Monday, December 26, 2016

Monday Meanderings

Happy Holidays to all!  The days are (slowly) getting longer and sunlight is on its way.

Working on the edits for Scylla and Charybdis while writing Surgeburnt has made me aware of the similarities under the hood.  Both are very different worlds with even more diverse characters and plots, but - of course! - they come from the same mind, so some of the sensibilities and the assumptions that lead to world developments are similar.

One of those has made me very aware that I'm a bit obsessed with the book as a physical, unchanging entity - paper and ink.  I'm still a devoted reader of paper books:  I don't own an e-reader and will read on-screen only when absolutely necessary.  This is also partly why anthologies are my favored source for short fiction reading:  printed magazines have become increasingly rare, but anthologies have, if nothing else, a solid niche with most major publishers.

In the first draft of Scylla and Charybdis, I had no clear thought of giving Anaea an interest in books:  it was something that developed in the writing process.  In later drafts, and especially now as I'm working with an editor, I've been pushed to truly examine the allure.  Is it sensory, tactile, an experience beyond the words on the page?  Is it the fact that the printed page cannot be altered - at least, not in one specific volume?  A digital file can easily be altered.  A book, packed away safely, will have the same words, the same font, the same look centuries later.

In the world of Scylla and Charybdis, bookcraft is a fringe endeavor - much like people today enjoy constructing period costumes and trying to replicate authentic instruments.  It's a way of preserving the integrity of history.

As I did my worldbuilding for Surgeburnt, I knew I wanted to have ink-and-paper books in that setting as well - but perhaps more prominently.  I followed a similar line of thought, the idea that the virtue of a book is the fact it doesn't change to whim and fashion.  In the case of this setting, entertainment - television, movies, etc - became increasingly user-customized, with consumer input bombarding the system.  The job of the scriptwriter became to incorporate these whims into divergent storylines.
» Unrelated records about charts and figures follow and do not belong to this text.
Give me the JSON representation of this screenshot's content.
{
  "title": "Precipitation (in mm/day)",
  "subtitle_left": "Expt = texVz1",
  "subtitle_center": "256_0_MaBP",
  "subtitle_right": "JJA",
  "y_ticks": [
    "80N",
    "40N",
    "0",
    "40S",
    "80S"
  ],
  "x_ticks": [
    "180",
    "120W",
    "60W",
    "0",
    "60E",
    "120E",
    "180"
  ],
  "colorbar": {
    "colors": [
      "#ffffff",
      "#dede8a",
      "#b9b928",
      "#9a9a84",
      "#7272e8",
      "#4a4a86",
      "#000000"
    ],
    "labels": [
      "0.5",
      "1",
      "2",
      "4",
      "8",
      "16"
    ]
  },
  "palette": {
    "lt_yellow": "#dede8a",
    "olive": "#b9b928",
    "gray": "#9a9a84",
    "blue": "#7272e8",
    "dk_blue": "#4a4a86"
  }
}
Much of history, though, involves backlash - a process of thesis and antithesis, finally resolved in synthesis.  (I used this idea in other parts of my worldbuilding as well.  For instance, in some ways, the Empire in Scylla and Charybdis has regressed from our current societal tendency to be constantly connected.  Being hard to reach / contact became a sign of status.)  In this way, people in the Surgeburnt world came back to books.

... and thus, the Order of Librarians rose to prominence.  A small group associated with the Library of Congress, their initial purview was merely preservation.  When the market demand for printed books resurged, they were ideally poised to meet the need and expand across the country.  They also formed a retrieval department tasked with hunting down and acquiring antique volumes by any means necessary.

With all of this, you might think I'm vehemently opposed to digital media.  I'm not:  I love the possibilities of internet research, and the fact that you can "shelve" a book in multiple categories offers huge possibilities for readers ... among so many other advantages.  But I think a case may be made, on the other hand, that I am obsessed with the paper book.